Пока Генка ходил за конем, Алена собрала, принесла к калитке хомут, стянутую мотком веревку, вилы — одни с коротким черенком, вторые — с длинным, грабли, топор. Надев на коня уздечку, распутав его, Генка вскочил на мерина верхом, шлепнул ладонью по теплому боку и, откидываясь корпусом назад, натягивая поводья левой рукой, ехал размашистой рысью, а Алена, стоя около калитки, с улыбкой смотрела на него.

— Топор, веревку положим в кабину, грабли и вилы приспособим вот сюда — не упадут, — говорил Генка, надев на коня хомут. — Ты, Алена Трофимовна, веди лошадь, а я поеду на тракторе. Ничего нам еще не потребуется?! Вроде бы и все взяли.

— Да пусть трактор стоит здесь, а то провалишься еще на мосту.
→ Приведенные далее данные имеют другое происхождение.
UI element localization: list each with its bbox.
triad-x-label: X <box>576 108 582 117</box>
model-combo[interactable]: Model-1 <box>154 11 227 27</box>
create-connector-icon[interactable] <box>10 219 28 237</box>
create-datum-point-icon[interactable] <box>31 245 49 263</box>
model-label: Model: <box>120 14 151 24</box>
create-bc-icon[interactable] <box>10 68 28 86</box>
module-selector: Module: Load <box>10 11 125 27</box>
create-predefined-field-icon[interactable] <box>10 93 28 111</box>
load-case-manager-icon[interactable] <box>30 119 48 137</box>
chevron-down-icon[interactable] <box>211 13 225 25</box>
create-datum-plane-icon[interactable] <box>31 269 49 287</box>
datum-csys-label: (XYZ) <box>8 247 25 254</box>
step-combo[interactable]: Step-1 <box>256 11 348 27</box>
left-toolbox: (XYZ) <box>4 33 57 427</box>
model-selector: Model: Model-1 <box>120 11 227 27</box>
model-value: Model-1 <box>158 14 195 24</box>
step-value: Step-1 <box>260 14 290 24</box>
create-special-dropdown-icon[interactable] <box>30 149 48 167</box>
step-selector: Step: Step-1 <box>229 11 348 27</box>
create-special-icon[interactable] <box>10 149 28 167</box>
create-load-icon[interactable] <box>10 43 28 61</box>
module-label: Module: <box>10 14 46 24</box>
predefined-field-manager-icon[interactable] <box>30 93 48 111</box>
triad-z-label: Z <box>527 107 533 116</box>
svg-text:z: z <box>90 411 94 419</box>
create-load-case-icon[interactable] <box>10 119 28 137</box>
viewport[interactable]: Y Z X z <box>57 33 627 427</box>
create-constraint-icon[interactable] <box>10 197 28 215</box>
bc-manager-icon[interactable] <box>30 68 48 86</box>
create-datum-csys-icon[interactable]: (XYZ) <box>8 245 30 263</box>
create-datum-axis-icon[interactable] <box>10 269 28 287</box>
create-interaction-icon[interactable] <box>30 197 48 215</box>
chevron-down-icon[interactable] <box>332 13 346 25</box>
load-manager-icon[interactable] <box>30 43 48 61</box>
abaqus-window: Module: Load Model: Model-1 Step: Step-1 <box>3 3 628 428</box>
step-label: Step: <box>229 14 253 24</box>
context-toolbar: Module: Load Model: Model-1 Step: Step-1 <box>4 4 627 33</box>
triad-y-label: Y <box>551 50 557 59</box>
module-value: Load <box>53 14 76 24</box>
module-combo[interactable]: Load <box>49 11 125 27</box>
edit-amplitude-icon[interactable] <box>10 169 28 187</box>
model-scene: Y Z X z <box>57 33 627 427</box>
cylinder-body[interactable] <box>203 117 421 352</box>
— Мост выдержит, трактор легкий. А возвращаться… Я хочу той стороной обратно поехать. Заодно заверну на сенокосы свои, на стога взгляну — не подъел ли скот. Сенокос наш как раз на жирновской грани, за Косарями. А там скот пасут. Огородить надо стога.

— Ну давай.

Алена повела в поводу коня, а Генка на малой скорости поехал к мосту, через мост, прямо по улице мимо бывшей усадьбы Чугаевых, обогнул усадьбу Кулешовых — и по сжатой полосе к цветущей полоске подсолнухов, к осевшим, побуревшим копешкам. Заглушив трактор, Генка проверил подряд несколько копешек, подымая макушки, сено оказалось сухим, просто его передержали в копнах. Сев на одну из копен, покусывая сенинку, ожидая, Генка оглядывался, вспоминая, как косил тут летом, сгребал, копнил, смотрел на цветущие подсолнухи, жмурился, подставляя лицо солнцу. Алена подходила. По кошенине давно выросла молодая трава, отава, звякая удилами, натягивая повод из Алениных рук, конь тянулся к траве, всхрапывая, и отава от дыхания его мягко клонилась, сразу выпрямляясь.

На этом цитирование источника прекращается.